Of course, it would be even better to have a Web service without the document size limitation imposed by Yahoo operating on a more rigorous corpus than Wikipedia, one that included the more obscure regions of academic research. Such a valuable service could rapidly speed up existing types of manual searches that scholars do. For instance, KWIC document classification, or better yet the more sophisticated statistical text categorizers behind email spam filters (such as those that use probabilistic word models based on Bayes' theorem), could swiftly locate most of the love letters in a large digital archive or all of the lab notes on stem cells in a biological database, even if the words "love" or "stem cells" did not appear on some of those documents.
Question Answering: H-Bot
Although far from the highest form of the discipline, much of history deals with answering factual questions about the past. In which year was Charles Darwin's Origin of Species published? (1859.) When did French peasants storm the Bastille? (July 14, 1789.) Who was the first president of Liberia? (Joseph Jenkins Roberts, an émigré from Virginia.) In the digital age, answering such questions has become vastly easier, and indeed this process even has the potential to be automated, freeing up historians and their students to engage in more advanced analyses of the past.7 Here again, computer scientists have a great deal to teach the humanists, who are used to consulting reference sources manually or scanning primary and secondary sources for answers. Indeed, "question answering" (QA), like document classification, has been a staple of information theory courses and information retrieval software for decades. Because the automated extraction of answers from large corpuses has promising commercial and defense (i.e., intelligence) applications, for the last fourteen years the National Institute of Standards and Technology (NIST) and the U.S. Department of Defense have sponsored the Text Retrieval Conference (TREC) to spur development in this area.8
QA is a far greater challenge than document classification because it exercises almost all of the computational muscles. Not only do you have to find relevant documents in massive corpuses (involving methodologies of search and document classification), you also have to interpret users' questions well to know what they are looking for (natural language processing) and analyze the text of retrieved documents using a variety of statistical and linguistic methods (information theory, regular expressions, and other text parsing techniques).

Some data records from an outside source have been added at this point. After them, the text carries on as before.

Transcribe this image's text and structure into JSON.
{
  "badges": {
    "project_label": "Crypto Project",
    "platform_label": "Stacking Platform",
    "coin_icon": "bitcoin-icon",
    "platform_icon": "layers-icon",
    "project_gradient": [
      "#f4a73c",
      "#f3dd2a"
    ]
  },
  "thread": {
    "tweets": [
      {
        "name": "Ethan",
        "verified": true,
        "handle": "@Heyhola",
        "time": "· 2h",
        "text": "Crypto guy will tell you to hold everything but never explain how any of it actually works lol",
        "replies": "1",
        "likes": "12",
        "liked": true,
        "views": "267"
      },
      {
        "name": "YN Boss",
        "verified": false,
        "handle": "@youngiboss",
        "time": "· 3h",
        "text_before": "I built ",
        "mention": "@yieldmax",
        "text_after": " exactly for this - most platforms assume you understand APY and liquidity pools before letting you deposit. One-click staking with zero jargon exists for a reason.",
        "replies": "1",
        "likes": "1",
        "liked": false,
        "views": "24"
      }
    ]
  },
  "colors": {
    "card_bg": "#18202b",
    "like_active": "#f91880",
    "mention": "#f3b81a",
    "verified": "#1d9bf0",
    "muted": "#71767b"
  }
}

The experimental tool I have worked on in the field of QA is called H-Bot, an automated historical fact finder (programmed with Simon Kornblith).9 H-Bot accepts natural language queries about historical events, people, and terms, and then uses a series of data-mining techniques to try to answer them. For instance, it can rapidly answer simply phrased questions such as "When did Charles Lindbergh fly to Paris?" Although it has a fast mode that looks at "trusted sources" first (i.e., online encyclopedias and dictionaries), it can also use the entire Web to answer questions through text analysis and algorithms. To determine when Charles Lindbergh took his famous flight to Paris (in this "pure" mode, where it does not simply try to find a reliable encyclopedia entry), H-Bot uses an open source natural language processing package and associated dictionaries to pull out the key terms "Charles Lindbergh" and "Paris." It also uses a freely available English irregular verb lookup table to convert "fly" into the more useful (for historical purposes) "flew." H-Bot then asks Google to send it a cache of web pages that have all of those words, which the software then (in the case of questions that begin with "when") scans for strings that look like years (i.e., positive three- and four-digit numbers). In this case it finds many instances of "1902" and "1974" (Lindbergh's birth and death years), but, most of all, it finds a statistically indicative spike around "1927," the year that Lindbergh made his pioneering flight to Paris.

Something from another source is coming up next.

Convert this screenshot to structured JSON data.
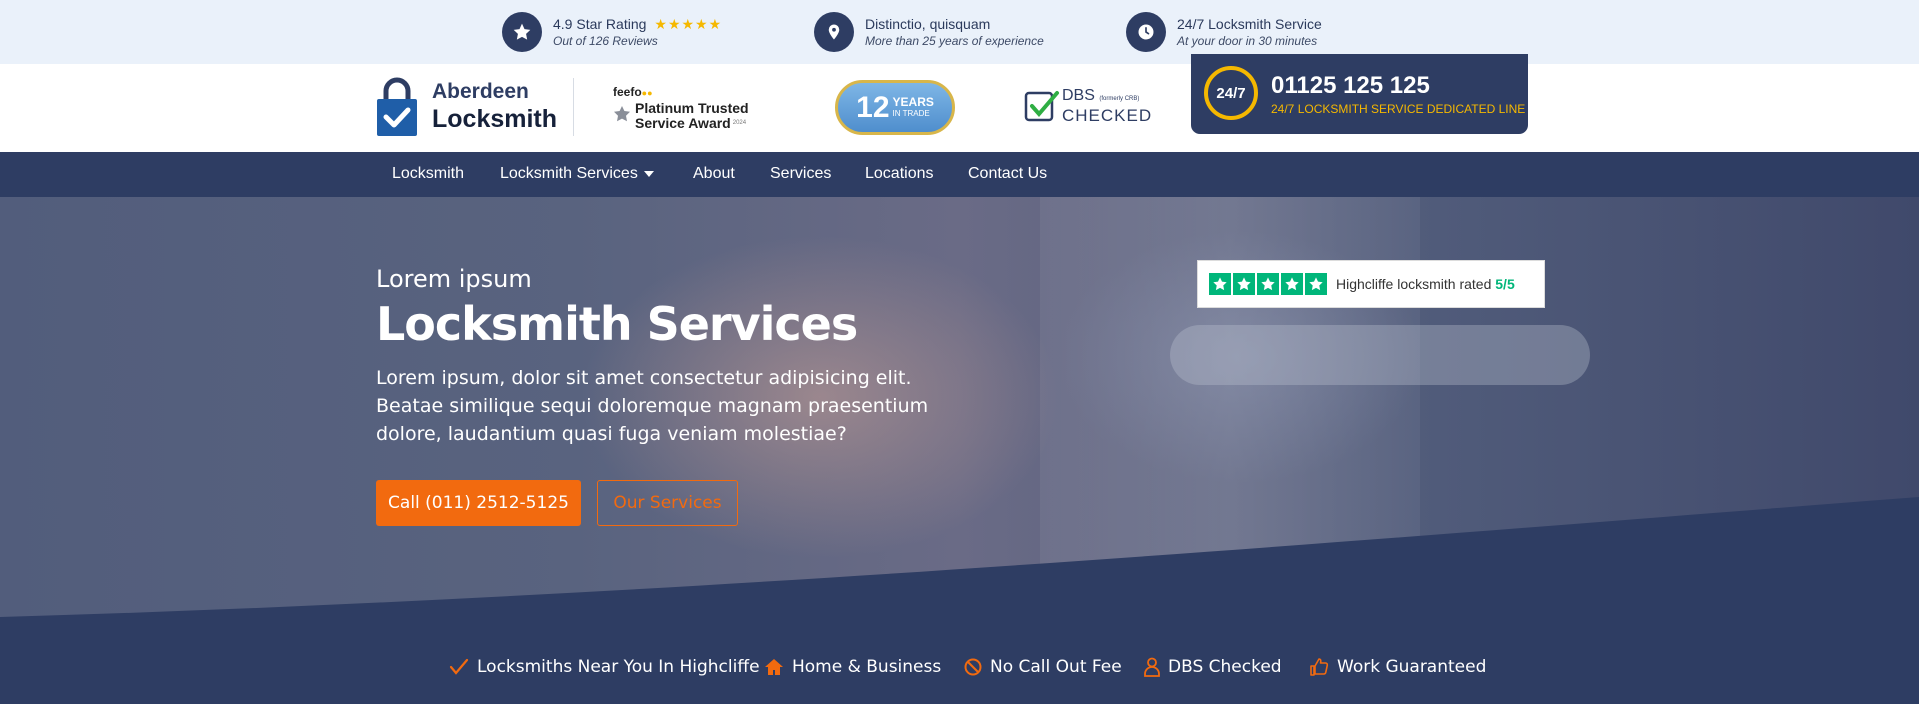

For complex questions, H-Bot takes advantage of more advanced algorithms and mathematical equations from information theory. For instance, a version of H-Bot (currently unavailable to the public) attempts to answer multiple-choice history questions by extracting significant words in the question and each of the possible answers, and then running statistical analyses via the Google API to see how frequently each set of terms appear together on the Web. This determination of the "normalized information distance" between terms, or how closely related they seem to be in the universe of meaning, allows H-Bot to successfully answer, for instance, a U.S. National Assessment of Educational Progress exam question asking who started the Montgomery bus boycott. The software understands through its frequency calculations that "Rosa Parks," rather than "Phyllis Wheatley," "Mary McLeod Bethune," or "Shirley Chisholm," is the correct answer.10
The Syllabus Finder and H-Bot, like the Web from which they extract information, may be imperfect, but they show what can be done by stitching together and processing digital collections using server-to-server communications and programming algorithms. My early experience in building these digital tools has also afforded me three initial, related lessons - lessons that are not entirely in accord with key premises of some of those working in the world of digital libraries.

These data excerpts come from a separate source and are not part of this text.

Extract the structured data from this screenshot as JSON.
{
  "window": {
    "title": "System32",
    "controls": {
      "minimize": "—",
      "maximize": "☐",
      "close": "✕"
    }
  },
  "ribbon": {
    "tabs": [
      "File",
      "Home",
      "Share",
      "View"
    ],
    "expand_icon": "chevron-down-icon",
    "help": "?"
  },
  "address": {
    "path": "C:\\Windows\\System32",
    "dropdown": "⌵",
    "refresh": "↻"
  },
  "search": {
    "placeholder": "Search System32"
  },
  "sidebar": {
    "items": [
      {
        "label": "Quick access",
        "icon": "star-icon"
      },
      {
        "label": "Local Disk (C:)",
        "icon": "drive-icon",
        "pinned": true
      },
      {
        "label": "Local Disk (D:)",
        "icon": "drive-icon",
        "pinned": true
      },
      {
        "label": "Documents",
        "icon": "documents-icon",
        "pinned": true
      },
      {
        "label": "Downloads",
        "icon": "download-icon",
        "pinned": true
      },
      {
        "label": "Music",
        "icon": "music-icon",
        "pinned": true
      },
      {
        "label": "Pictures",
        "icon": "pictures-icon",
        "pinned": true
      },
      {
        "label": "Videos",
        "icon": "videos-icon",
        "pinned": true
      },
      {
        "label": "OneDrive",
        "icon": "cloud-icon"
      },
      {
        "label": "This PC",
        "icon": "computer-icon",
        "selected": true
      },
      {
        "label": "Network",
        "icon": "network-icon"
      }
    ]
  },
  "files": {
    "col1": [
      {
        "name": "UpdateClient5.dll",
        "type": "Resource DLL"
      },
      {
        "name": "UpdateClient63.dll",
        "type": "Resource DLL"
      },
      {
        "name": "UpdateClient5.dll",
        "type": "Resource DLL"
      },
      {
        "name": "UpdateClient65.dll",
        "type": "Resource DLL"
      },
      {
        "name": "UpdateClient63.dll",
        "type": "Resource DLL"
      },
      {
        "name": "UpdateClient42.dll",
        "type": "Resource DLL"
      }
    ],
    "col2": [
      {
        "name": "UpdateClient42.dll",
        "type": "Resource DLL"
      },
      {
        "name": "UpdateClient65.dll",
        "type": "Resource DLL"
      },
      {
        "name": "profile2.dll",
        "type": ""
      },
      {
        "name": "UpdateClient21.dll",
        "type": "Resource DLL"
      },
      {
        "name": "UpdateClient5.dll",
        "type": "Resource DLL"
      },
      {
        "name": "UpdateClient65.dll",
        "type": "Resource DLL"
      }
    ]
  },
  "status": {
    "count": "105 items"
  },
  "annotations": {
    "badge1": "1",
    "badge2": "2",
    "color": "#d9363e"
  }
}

1. More emphasis needs to be placed on creating APIs for digital collections. Since the 1960s, computer scientists have used application programming interfaces to provide colleagues with robust, direct access to their databases and digital tools. Access via APIs is generally far more powerful than simple web-based access. APIs often include complex methods drawn from programming languages - precise ways of choosing materials to extract, methods to generate statistics, ways of searching, culling, and pulling together disparate data - that enable outside users to develop their own tools or information resources based on the work of others. In short, APIs hold great promise as a method for combining and manipulating various digital resources and tools in a free-form and potent way.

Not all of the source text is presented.